In 2006, scientists found an alternative strategy to generate pluripotent stem cells, which they termed induced pluripotent stem cells (iPSC). They found that any somatic cell can be fully reprogrammed by introducing four pluripotency-associated transcription factors (TF): Oct3/4, Sox2, Klf4 and c-Myc. Generating iPSC does not require human egg destruction, and could be personalized for an individual so that no immune barrier exists. iPSC can also be used to study personalized disease models, such as genetic diseases, and for in vitro drug development. In a landmark study in 2014, the first patient received their own, personalized iPSC-derived cells in surgical procedure for macular degeneration. For these reasons, iPSC are a powerful tool in stem cell engineering.
Mesenchymal Stem Cells (MSC) are cells of mesodermal origin that were originally isolated from bone marrow and were thought to support and maintain the hematopoietic stem cell niche (bone marrow stroma cells). Subsequently, MSCs have been isolated from different tissues, including bone marrow, adipose tissue, hair follicles, muscle, lung, spleen, and liver. These adult stem cells are multipotent as they can be coaxed to differentiate into fat, bone, cartilage and muscle; they also exhibit anti-inflammatory and are known to secrete trophic factors that promote angiogenesis and tissue regeneration in vivo. For these reasons, MSC have been widely investigated for clinical use in over 200 clinical trials to treat various conditions including cardiac diseases, neurological disorders, inflammation, brain and spinal cord injury, kidney, skin. At UB, several SCiRM investigators are studying various aspects of MSC biology as well as developing novel strategies for using MSC in regenerative medicine.

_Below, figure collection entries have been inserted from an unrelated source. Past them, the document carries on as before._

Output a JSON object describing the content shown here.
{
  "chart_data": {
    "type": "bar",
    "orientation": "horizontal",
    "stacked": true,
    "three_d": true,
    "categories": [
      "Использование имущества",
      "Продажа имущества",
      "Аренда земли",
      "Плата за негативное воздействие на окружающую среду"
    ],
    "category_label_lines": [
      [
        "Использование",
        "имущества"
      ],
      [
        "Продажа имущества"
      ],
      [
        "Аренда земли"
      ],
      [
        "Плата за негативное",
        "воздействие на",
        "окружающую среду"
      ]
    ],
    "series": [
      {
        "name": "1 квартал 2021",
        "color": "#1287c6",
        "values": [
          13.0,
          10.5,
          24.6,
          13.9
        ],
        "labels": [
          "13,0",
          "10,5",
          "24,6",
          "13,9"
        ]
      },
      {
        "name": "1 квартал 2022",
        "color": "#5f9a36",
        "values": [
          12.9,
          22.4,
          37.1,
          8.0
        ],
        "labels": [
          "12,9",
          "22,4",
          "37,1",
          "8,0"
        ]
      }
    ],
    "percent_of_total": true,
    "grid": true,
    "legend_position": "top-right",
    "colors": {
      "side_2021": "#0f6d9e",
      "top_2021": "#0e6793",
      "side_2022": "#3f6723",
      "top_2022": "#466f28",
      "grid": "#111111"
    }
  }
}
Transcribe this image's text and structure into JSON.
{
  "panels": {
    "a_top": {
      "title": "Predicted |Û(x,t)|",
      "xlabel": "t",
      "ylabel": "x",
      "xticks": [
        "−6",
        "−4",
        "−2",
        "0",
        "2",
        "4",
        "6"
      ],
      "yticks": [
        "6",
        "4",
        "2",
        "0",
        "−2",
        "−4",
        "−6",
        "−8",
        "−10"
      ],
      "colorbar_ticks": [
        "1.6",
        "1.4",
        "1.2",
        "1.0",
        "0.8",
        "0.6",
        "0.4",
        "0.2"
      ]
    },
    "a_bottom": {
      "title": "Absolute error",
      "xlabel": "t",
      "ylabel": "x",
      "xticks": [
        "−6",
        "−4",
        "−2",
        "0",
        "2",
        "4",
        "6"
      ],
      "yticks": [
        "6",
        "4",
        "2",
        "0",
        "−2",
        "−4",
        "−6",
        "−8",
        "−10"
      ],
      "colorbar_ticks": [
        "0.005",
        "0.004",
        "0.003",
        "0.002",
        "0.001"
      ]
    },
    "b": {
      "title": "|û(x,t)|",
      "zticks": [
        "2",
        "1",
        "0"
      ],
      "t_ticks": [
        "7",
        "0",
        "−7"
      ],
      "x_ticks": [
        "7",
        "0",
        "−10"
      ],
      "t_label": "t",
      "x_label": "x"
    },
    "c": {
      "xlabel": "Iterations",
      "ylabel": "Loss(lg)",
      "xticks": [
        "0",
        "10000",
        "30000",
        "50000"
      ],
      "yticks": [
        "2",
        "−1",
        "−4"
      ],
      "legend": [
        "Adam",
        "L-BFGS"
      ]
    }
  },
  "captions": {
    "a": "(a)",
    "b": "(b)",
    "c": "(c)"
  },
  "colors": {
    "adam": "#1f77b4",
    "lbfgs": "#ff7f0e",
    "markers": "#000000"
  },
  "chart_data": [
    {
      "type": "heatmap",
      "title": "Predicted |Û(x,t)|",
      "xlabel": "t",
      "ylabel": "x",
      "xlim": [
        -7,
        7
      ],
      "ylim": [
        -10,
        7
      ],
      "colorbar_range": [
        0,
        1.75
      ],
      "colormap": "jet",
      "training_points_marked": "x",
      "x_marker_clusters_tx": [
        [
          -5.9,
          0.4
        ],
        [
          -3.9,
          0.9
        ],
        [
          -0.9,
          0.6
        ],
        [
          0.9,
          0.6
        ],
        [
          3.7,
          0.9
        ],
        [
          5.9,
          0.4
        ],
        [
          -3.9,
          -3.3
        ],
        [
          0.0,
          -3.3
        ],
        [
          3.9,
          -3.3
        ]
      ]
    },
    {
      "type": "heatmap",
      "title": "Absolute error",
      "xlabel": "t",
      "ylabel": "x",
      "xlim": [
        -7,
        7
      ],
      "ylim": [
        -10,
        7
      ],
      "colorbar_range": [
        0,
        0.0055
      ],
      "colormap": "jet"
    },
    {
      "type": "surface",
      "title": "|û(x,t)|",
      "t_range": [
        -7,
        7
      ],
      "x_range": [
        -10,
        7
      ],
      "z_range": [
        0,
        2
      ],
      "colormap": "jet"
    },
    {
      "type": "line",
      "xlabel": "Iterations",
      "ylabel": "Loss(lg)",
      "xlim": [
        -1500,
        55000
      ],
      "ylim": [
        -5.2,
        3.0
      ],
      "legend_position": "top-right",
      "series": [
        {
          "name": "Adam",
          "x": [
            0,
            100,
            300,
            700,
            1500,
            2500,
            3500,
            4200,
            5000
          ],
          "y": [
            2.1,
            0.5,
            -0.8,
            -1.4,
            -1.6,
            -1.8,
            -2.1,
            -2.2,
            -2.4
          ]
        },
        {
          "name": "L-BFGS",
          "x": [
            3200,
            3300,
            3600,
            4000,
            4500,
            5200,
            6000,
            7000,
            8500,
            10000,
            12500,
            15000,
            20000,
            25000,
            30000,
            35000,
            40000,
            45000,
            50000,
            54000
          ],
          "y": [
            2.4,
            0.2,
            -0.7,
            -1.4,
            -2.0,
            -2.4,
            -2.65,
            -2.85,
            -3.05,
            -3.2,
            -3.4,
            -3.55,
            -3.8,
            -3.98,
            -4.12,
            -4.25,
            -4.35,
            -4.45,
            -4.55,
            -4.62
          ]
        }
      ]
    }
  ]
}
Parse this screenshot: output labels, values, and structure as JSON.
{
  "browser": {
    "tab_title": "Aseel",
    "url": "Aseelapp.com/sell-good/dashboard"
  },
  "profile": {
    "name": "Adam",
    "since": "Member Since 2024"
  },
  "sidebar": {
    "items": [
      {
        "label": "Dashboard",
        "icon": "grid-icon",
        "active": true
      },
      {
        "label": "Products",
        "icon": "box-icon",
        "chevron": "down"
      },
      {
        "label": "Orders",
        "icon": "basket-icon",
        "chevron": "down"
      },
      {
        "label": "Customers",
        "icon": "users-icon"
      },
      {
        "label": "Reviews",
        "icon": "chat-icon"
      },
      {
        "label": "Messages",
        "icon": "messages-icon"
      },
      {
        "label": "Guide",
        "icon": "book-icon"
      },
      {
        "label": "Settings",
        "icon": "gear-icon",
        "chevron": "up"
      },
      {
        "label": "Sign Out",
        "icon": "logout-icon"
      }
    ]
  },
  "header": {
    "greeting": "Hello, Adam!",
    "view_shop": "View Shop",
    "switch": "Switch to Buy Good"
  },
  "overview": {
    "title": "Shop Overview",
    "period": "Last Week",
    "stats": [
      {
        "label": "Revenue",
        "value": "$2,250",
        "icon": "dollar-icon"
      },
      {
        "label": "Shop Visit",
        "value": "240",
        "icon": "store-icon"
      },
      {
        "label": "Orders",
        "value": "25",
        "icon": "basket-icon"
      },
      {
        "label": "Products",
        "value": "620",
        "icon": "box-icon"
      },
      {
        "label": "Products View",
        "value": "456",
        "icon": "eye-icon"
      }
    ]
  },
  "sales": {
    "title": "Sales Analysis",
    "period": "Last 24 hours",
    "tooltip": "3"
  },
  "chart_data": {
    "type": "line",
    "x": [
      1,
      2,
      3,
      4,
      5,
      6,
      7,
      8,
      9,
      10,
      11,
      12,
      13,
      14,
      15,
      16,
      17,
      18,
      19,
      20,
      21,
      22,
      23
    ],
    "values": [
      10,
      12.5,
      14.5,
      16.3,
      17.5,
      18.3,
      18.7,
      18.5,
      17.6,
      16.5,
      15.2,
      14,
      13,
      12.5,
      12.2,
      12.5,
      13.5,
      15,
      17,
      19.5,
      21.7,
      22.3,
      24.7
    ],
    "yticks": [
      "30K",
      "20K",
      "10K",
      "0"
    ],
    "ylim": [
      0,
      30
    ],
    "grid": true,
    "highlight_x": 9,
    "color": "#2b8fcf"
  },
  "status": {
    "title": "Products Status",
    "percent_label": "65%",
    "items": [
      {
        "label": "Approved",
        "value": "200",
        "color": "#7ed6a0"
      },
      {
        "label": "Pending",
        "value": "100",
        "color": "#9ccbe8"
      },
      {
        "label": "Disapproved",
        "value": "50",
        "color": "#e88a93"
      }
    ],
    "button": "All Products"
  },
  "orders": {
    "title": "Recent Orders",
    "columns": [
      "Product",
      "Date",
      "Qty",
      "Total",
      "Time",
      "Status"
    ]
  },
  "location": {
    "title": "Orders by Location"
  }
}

Neural stem cell research focuses on understanding of the cellular and molecular events that regulate the development of the human brain. The brain is the most complex organ in the human body and is comprised of a diverse population of highly specialized neurons and glial cells. When these cells are lost or their function becomes impaired, deficits in cognitive, behavioral, sensory and motor symptoms result. Both primary neural stem cells and induced pluripotent stem cell-derived cells can be utilized to model these disease processes in the dish. Furthermore, neural stem cells and more restricted progenitor populations such as oligodendrocyte progenitor cells are promising cell therapeutic agents which can restore lost function when transplanted into animal models of disease. Research in this area involves various techniques and disciplines that encompass genomic, epigenomic, molecular and cell signaling techniques to better understand and utilize this stem cell populations.